Most thematic FX baskets such as high-beta G10 and the haven bloc have returned only ~±1% on the year through substantial intra-quarter volatility in spot moves.
As beginning-of-year optimism around disinflation and a global cyclical upturn has given way to credit contagion anxiety. The only trend to survive this sentiment roller- coaster to a degree has been EM FX outperformance vis-à- vis DM, which is somewhat surprising ex-post in light of the poor performance of risky G10 FX that usually tends to be well-correlated to EM; the daylight between the EM and DM blocs is also reflected in the wide cross-sectional variation of TWI moves between the likes of MXN and CLP on the one hand vs. traditionally similar commodity currencies such as NOK, NZD and AUD on the other.

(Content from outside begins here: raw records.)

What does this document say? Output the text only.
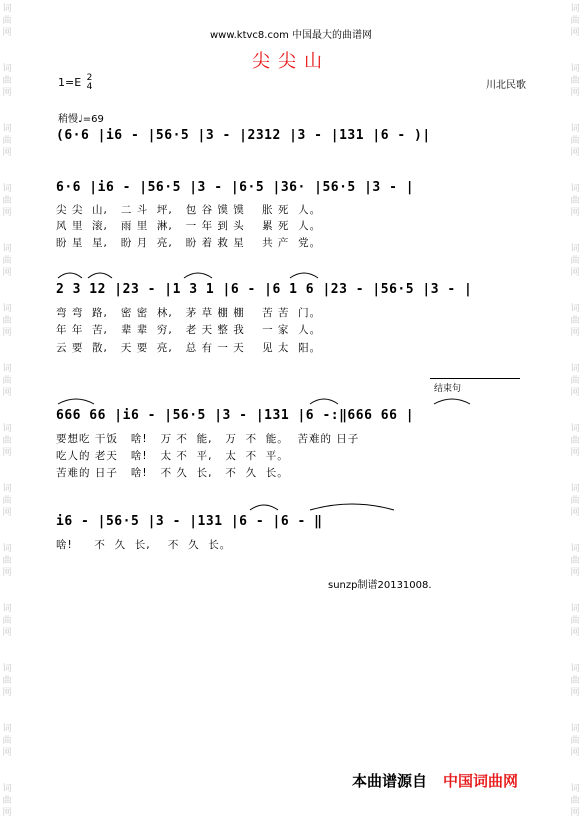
词
曲
网
词
曲
网
词
曲
网
词
曲
网
词
曲
网
词
曲
网
词
曲
网
词
曲
网
词
曲
网
词
曲
网
词
曲
网
词
曲
网
词
曲
网
词
曲
网
词
曲
网
词
曲
网
词
曲
网
词
曲
网
词
曲
网
词
曲
网
词
曲
网
词
曲
网
词
曲
网
词
曲
网
词
曲
网
词
曲
网
词
曲
网
词
曲
网
www.ktvc8.com 中国最大的曲谱网
尖尖山
1=E 2
4	川北民歌
稍慢♩=69
(6·6 |i6 - |56·5 |3 - |2312 |3 - |131 |6 - )|
6·6 |i6 - |56·5 |3 - |6·5 |36· |56·5 |3 - |
尖 尖  山,   二 斗  坪,   包 谷 馍 馍    胀 死  人。
风 里  滚,   雨 里  淋,   一 年 到 头    累 死  人。
盼 星  星,   盼 月  亮,   盼 着 救 星    共 产  党。
2 3 12 |23 - |1 3 1 |6 - |6 1 6 |23 - |56·5 |3 - |
弯 弯  路,   密 密  林,   茅 草 棚 棚    苦 苦  门。
年 年  苦,   辈 辈  穷,   老 天 整 我    一 家  人。
云 要  散,   天 要  亮,   总 有 一 天    见 太  阳。
结束句
666 66 |i6 - |56·5 |3 - |131 |6 -:‖666 66 |
要想吃 干饭   啥!   万 不  能,   万  不  能。  苦难的 日子
吃人的 老天   啥!   太 不  平,   太  不  平。
苦难的 日子   啥!   不 久  长,   不  久  长。
i6 - |56·5 |3 - |131 |6 - |6 - ‖
啥!     不  久  长,    不  久  长。
sunzp制谱20131008.
本曲谱源自 中国词曲网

The high-water mark for China, EM and EM – DM quarterly growth /growth gap for the year has likely passed; JPM Economics projects global growth to step down to more sedate trend like pace in Q2. Financial assets tend to respond more to innovations in growth forecasts than the latter in absolute; on this front, it is probably not unreasonable to surmise that the bulk of our China growth upgrades are now in the rear view mirror after successive upward revisions that have lifted JPM projections from below consensus last year to above consensus now. March’s bank credit shock also preserves the risk of future downgrades to growth forecasts more broadly; previous research has found ~1-quarter lag for financial stress to propagate to growth revisions and in turn the USD weight on our FRI model, though strong concurrent activity dataflow and generally risk- positive early Q2 price seasonals suggest that such global growth de-rating will likely be a bumpy process.